Le choix d’une telle surenchère est souvent signe d’un manque d’inspiration et on pourrait regarder le joyeux chaos du film comme une tentative désespérée d’offrir une œuvre originale même au détriment de sa qualité. Mais si l’on prend le film au sérieux, une problématique apparait et un sens peut être déposé sur la horde de bêbêtes.

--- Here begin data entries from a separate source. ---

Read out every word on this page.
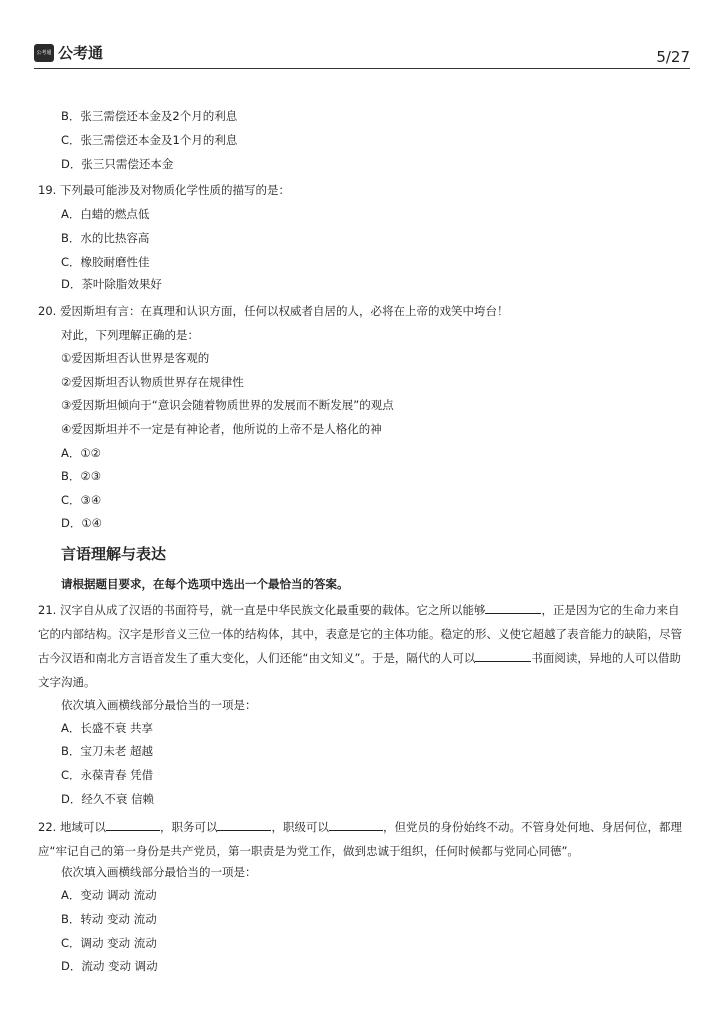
公考通 公考通	5/27
B．张三需偿还本金及2个月的利息
C．张三需偿还本金及1个月的利息
D．张三只需偿还本金
19. 下列最可能涉及对物质化学性质的描写的是：
A．白蜡的燃点低
B．水的比热容高
C．橡胶耐磨性佳
D．茶叶除脂效果好
20. 爱因斯坦有言：在真理和认识方面，任何以权威者自居的人，必将在上帝的戏笑中垮台！
对此，下列理解正确的是：
①爱因斯坦否认世界是客观的
②爱因斯坦否认物质世界存在规律性
③爱因斯坦倾向于“意识会随着物质世界的发展而不断发展”的观点
④爱因斯坦并不一定是有神论者，他所说的上帝不是人格化的神
A．①②
B．②③
C．③④
D．①④
言语理解与表达
请根据题目要求，在每个选项中选出一个最恰当的答案。
21. 汉字自从成了汉语的书面符号，就一直是中华民族文化最重要的载体。它之所以能够	，正是因为它的生命力来自它的内部结构。汉字是形音义三位一体的结构体，其中，表意是它的主体功能。稳定的形、义使它超越了表音能力的缺陷，尽管古今汉语和南北方言语音发生了重大变化，人们还能“由文知义”。于是，隔代的人可以	书面阅读，异地的人可以借助文字沟通。
依次填入画横线部分最恰当的一项是：
A．长盛不衰 共享
B．宝刀未老 超越
C．永葆青春 凭借
D．经久不衰 信赖
22. 地域可以	，职务可以	，职级可以	，但党员的身份始终不动。不管身处何地、身居何位，都理应“牢记自己的第一身份是共产党员，第一职责是为党工作，做到忠诚于组织，任何时候都与党同心同德”。
依次填入画横线部分最恰当的一项是：
A．变动 调动 流动
B．转动 变动 流动
C．调动 变动 流动
D．流动 变动 调动
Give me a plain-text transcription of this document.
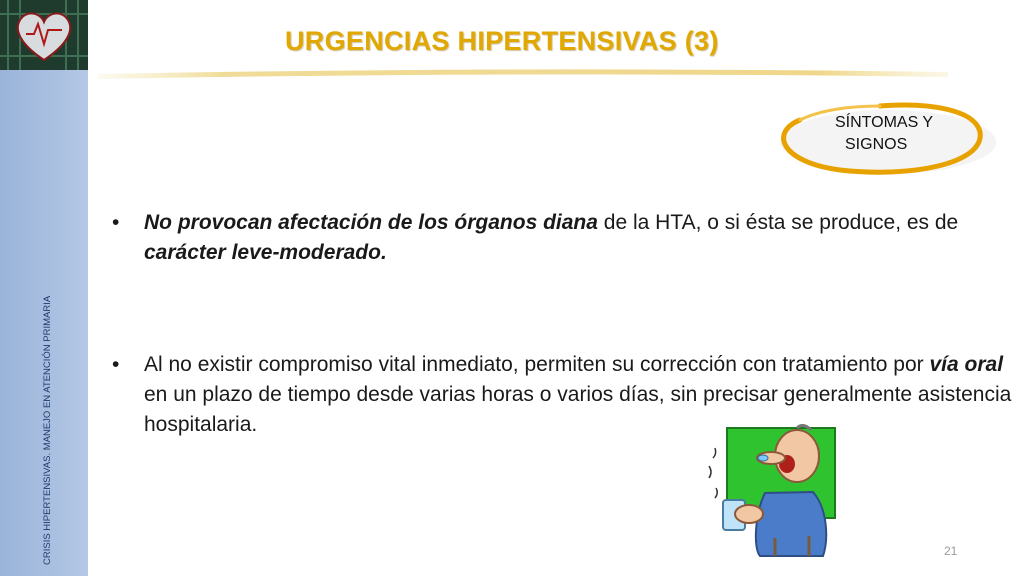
CRISIS HIPERTENSIVAS. MANEJO EN ATENCIÓN PRIMARIA
URGENCIAS HIPERTENSIVAS (3)
SÍNTOMAS Y
SIGNOS
• No provocan afectación de los órganos diana de la HTA, o si ésta se produce, es de carácter leve-moderado.
• Al no existir compromiso vital inmediato, permiten su corrección con tratamiento por vía oral en un plazo de tiempo desde varias horas o varios días, sin precisar generalmente asistencia hospitalaria.
21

Il est très vite clair que beaucoup de place est laissée à la construction d’un discours sur le thème du regard et de l’intériorité, ce qui lui est accessible et ce qui ne l’est pas ainsi que la violence qu’il peut y avoir en lui.
1- Le regard qui tue.
Derrière un tableau sur lequel on voit des humains déchirer avec sauvagerie la chair d’un animal pour le dévorer sous le regard d’un personnage énigmatique qui se tient à une petite distance de la scène, les personnages découvrent une vitre sans teint qui permet d’observer la pièce d’à côté sans être vu. Holden a l’opportunité de regarder Dana se déshabiller devant la glace mais la prévient qu’il la voit. La discussion qui s’en suit montre que Dana est le personnage qui redoute le plus le regard extérieur (c’est elle qui survit le plus longtemps). Holden y décrit le combat intérieur qu’il a dû mener pour ne pas la regarder se déshabiller comme sanglant et la jeune femme lui répond : « Donc, tu saignes intérieurement. » Cette scène a un double métaphorique plus loin dans le film puisque Holden brisera la glace (du côté aveugle) pour sauver Dana qui est attaquée par des zombies dans la chambre adjacente. Parce qu’il n’a pas autorisé son regard à la blesser, à la pénétrer contre son gré, parce qu’il a combattus ses démons (il parle de son combat intérieur) elle est sauve. Ce combat intérieur qu’Holden a mené et qui a value à Dana de ne pas être vue nue contre son gré fait écho à l’intrigue générale du film qui sera décrite plus tard.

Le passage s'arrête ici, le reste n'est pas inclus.